Tuesday January 14 2020

Aerial spraying of desert locusts in Kipsing on the border of Isiolo and Laikipia counties on January 13, 2020. More desert locust swarms have invaded parts of the Meru-Isiolo border. PHOTO | WAWERU WAIRIMU | NATION MEDIA GROUP


More desert locust swarms have invaded parts of the Meru-Isiolo border even as the insects that settled in the area last Saturday were contained through aerial spraying.

New swarms have settled in Ndumuru (Igembe North), Ntangilia and Mula in Tigania East, posing a threat to crops.

Ntangilia and Mula are major food baskets for residents of Tigania, with some sections of the area having irrigation projects where vegetables are grown.

Igembe North Deputy County Commissioner Charles Langat said minimal damage was caused in Ndumuru since the destructive insects did not stay there for long.


“The locusts mostly settled on acacia trees.
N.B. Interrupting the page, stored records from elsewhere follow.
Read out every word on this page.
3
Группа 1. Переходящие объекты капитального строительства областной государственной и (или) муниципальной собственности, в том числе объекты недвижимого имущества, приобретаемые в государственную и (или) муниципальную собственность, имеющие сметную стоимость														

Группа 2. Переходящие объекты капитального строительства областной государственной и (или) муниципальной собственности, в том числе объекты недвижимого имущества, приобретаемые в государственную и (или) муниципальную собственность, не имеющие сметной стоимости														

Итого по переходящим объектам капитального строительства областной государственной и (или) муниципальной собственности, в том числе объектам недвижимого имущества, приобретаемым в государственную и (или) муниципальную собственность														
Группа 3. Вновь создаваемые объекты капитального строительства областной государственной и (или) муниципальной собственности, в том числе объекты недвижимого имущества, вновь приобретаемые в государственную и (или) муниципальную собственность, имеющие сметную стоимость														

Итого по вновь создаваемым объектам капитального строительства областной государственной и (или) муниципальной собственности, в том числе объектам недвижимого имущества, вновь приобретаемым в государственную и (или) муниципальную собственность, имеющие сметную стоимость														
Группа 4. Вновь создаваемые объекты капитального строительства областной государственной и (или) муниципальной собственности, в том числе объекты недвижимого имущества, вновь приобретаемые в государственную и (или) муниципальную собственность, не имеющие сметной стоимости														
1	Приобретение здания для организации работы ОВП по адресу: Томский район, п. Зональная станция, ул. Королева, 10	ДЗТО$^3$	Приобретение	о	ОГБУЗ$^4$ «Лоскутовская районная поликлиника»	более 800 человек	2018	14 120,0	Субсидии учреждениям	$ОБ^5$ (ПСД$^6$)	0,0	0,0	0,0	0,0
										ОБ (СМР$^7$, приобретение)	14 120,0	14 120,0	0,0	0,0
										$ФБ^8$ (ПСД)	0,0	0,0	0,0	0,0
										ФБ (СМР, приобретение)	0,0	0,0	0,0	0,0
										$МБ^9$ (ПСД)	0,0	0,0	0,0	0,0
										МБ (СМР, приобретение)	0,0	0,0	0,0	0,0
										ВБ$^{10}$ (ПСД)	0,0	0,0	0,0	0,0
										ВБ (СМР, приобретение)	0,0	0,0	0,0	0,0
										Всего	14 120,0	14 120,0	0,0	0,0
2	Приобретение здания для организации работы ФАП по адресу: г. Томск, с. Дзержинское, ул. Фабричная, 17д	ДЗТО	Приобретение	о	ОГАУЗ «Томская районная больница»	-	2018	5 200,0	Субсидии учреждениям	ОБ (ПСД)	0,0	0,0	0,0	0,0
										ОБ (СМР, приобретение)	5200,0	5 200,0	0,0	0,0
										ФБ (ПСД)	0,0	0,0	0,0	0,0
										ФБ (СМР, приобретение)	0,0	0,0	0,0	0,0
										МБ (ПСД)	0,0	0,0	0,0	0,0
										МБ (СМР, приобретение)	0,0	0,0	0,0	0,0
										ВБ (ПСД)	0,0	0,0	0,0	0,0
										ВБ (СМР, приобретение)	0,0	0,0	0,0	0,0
The vegetation is intact but we are on the lookout for new swarms to ensure a timely response,” Mr Langat said.


Meru County Agriculture Executive Carol Mutiga said the locust swarms that had invaded Ndumuru and Mariara on Saturday had been suppressed.

She said the locusts did not cause much damage since most had died following the spraying while the rest of the swarms were immobile due to the effects of the pesticide.
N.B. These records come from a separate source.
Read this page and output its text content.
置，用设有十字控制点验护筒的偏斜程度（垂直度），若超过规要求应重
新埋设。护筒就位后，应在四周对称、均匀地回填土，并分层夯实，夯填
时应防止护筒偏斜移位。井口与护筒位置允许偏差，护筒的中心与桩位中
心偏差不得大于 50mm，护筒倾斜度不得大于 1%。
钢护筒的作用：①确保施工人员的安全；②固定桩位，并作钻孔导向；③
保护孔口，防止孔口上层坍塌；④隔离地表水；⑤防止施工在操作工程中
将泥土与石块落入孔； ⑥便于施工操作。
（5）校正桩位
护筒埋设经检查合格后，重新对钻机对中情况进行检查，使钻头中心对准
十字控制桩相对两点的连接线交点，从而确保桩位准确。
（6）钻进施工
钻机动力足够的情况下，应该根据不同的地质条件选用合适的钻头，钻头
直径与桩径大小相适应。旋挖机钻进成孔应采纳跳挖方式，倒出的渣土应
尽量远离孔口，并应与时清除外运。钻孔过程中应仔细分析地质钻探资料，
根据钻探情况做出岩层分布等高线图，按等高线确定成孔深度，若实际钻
“We are still doing aerial and ground surveillance but the swarms that were in Meru have been contained,” Ms Mutiga said.

By Sunday afternoon, the locust swarms had invaded Mariara, Kipsing and Sereolipi in Meru, Isiolo and Samburu counties respectively where spraying was ongoing.
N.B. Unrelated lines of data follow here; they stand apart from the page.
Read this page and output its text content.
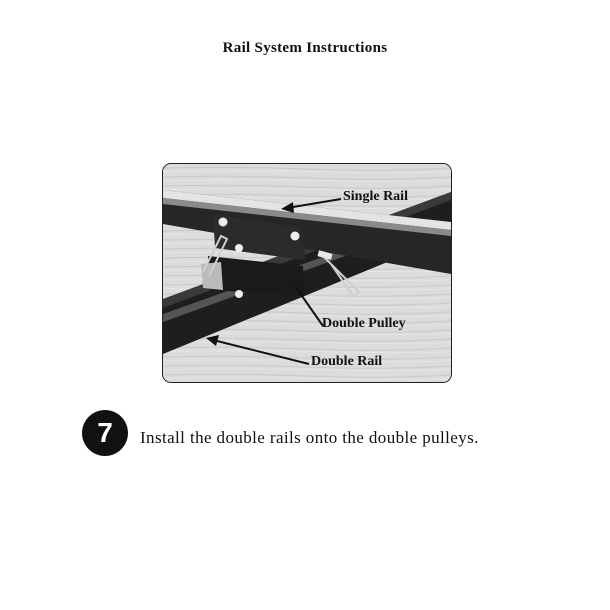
Rail System Instructions
Single Rail
Double Pulley
Double Rail
7	Install the double rails onto the double pulleys.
Sources close to the operation said that aerial spraying that was scheduled to go on for three days was interrupted on Monday morning due to rains and cloudy weather.

Meru, Tharaka-Nithi, Isiolo, Laikipia and Samburu counties, with the support of the Northern Rangeland Trust, Lewa Conservancy and private firms from the region, have formed a joint team to fight the desert locusts.

Dr Muo Kasina, the chairman of the Entomological Society of Kenya, said they are yet to establish the economic damage caused by the desert locusts in the affected areas.